APPEAL by the defendants from a finding and award of the compensation commissioner for the second district in favor of the plaintiff, taken to the Superior Court in New London County and tried to the court, Avery, J.; judgment rendered dismissing the appeal and affirming the award, from which the defendants appealed. Error; Superior Court directed to sustain the appeal.
Warren Maxwell, with whom, on the brief, was Allan E. Brosmith, for the appellants (defendants).
John H. Barnes, with whom was Edwin W. Higgins, for the appellee (plaintiff).
The deceased was a seaman, living for the most part upon his employer's boat. When off the boat, he maintained at times a room at the home of the claimant's mother in Mystic, and had been for some twenty years in the habit of spending more or less time there. He was not related to the claimant or her family, and it is found that he did not have any family of his own. The claimant is a married woman. She suffers from tuberculosis and has to undergo treatment at a hospital. When not at the hospital, she lives with her husband at New London, the other members of the family being a daughter, nine years old, and a son, nineteen. Both the husband and son are employed, the former earning $40 a week. At times the claimant and her daughter visited at the home of the former's mother, the deceased at such times paying for the daughter's board. The claim of dependency rests upon the fact that, by payments made to the claimant, the deceased had practically supported her daughter since she was quite young, and the further fact that a few weeks before he died he had made the initial payment required for her admission to a private boarding school, which she entered in reliance upon an expectation that he would continue to pay her expenses there.

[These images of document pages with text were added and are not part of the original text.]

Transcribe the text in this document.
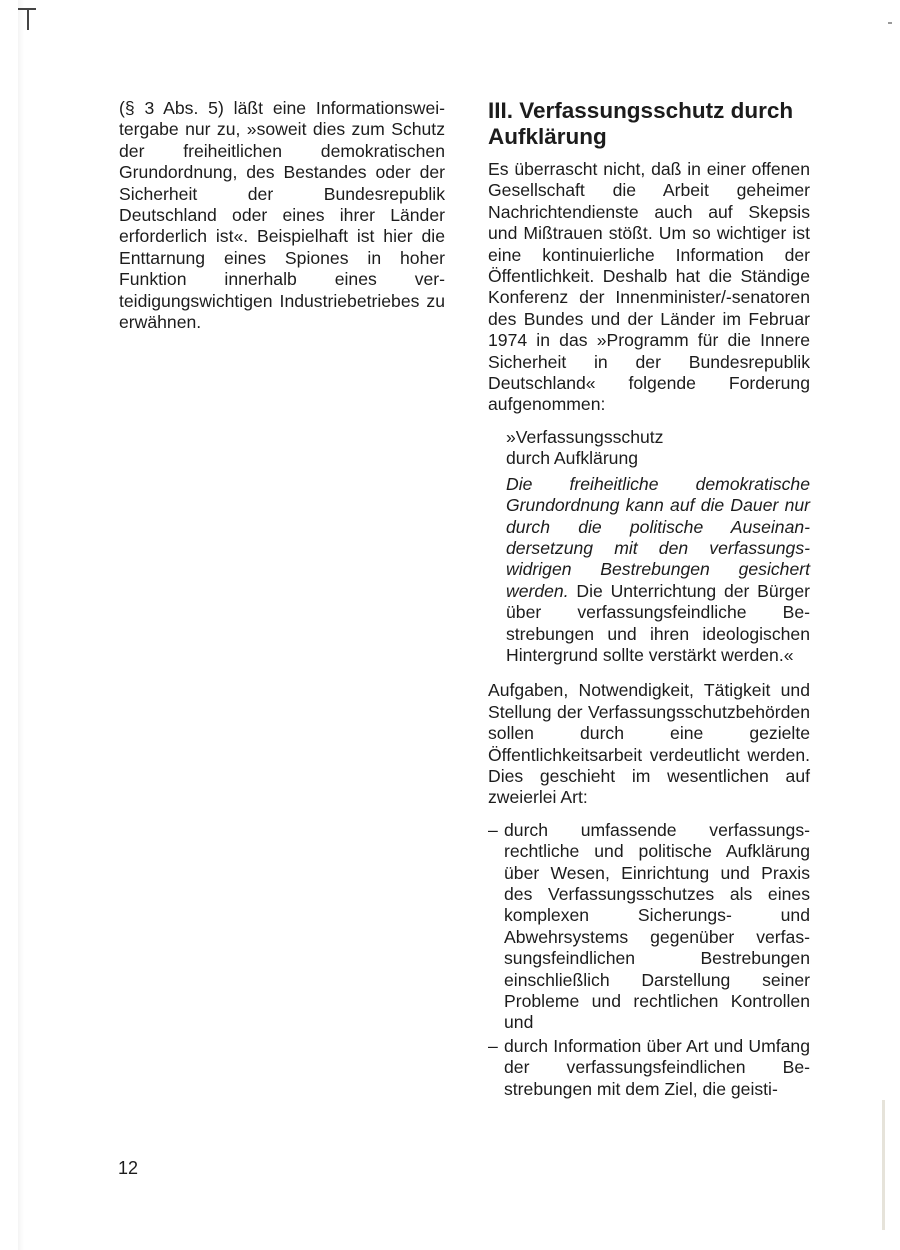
(§ 3 Abs. 5) läßt eine Informationsweitergabe nur zu, »soweit dies zum Schutz der freiheitlichen demokratischen Grundordnung, des Bestandes oder der Sicherheit der Bundesrepublik Deutschland oder eines ihrer Länder erforderlich ist«. Beispielhaft ist hier die Enttarnung eines Spiones in hoher Funktion innerhalb eines verteidigungswichtigen Industriebetriebes zu erwähnen.

III. Verfassungsschutz durch Aufklärung

Es überrascht nicht, daß in einer offenen Gesellschaft die Arbeit geheimer Nachrichtendienste auch auf Skepsis und Mißtrauen stößt. Um so wichtiger ist eine kontinuierliche Information der Öffentlichkeit. Deshalb hat die Ständige Konferenz der Innenminister/-senatoren des Bundes und der Länder im Februar 1974 in das »Programm für die Innere Sicherheit in der Bundesrepublik Deutschland« folgende Forderung aufgenommen:

»Verfassungsschutz
durch Aufklärung

Die freiheitliche demokratische Grundordnung kann auf die Dauer nur durch die politische Auseinandersetzung mit den verfassungswidrigen Bestrebungen gesichert werden. Die Unterrichtung der Bürger über verfassungsfeindliche Bestrebungen und ihren ideologischen Hintergrund sollte verstärkt werden.«

Aufgaben, Notwendigkeit, Tätigkeit und Stellung der Verfassungsschutzbehörden sollen durch eine gezielte Öffentlichkeitsarbeit verdeutlicht werden. Dies geschieht im wesentlichen auf zweierlei Art:

– durch umfassende verfassungsrechtliche und politische Aufklärung über Wesen, Einrichtung und Praxis des Verfassungsschutzes als eines komplexen Sicherungs- und Abwehrsystems gegenüber verfassungsfeindlichen Bestrebungen einschließlich Darstellung seiner Probleme und rechtlichen Kontrollen und
– durch Information über Art und Umfang der verfassungsfeindlichen Bestrebungen mit dem Ziel, die geisti-
12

The finding of the commissioner that the claimant was a dependent of the deceased is one of fact and is conclusive, unless the subordinate facts he has found fail legally or logically to support it. Powers v. Hotel Bond Co., 89 Conn. 143, 153, 93 A. 245. The Compensation Act defines dependents as the "members of the injured employee's family or next of kin who were wholly or partially dependent upon the earnings of the employee at the time of the injury." General Statutes, § 5388; Public Acts of 1921, Chap. 306, § 11. To come within this definition, it is not enough that the claimant received and relied upon payments made to her by the deceased, but it must also appear that she was one of his next of kin or a member of his family. Next of kin she surely was not. Neither she nor her daughter were related to him by blood or affinity. They were never members of the same household with him, except as occasionally they may have chanced to be at the home of the claimant's mother at the same time that he was occupying a room there, apparently as a boarder; there was no such collectivity of residence and unity of headship as we have held to constitute a proper basis for including within a family group persons not related to each other. No test which we have ever recognized, or could in reason recognize, for determining whether certain individuals constitute a family would suffice to bring the claimant or her daughter into that relationship with the deceased. Piccinim v. Connecticut Light Power Co., 93 Conn. 423, 425, 106 A. 330. It follows that the conclusion of the commissioner that the claimant was a dependent was not one which he could legally or logically reach.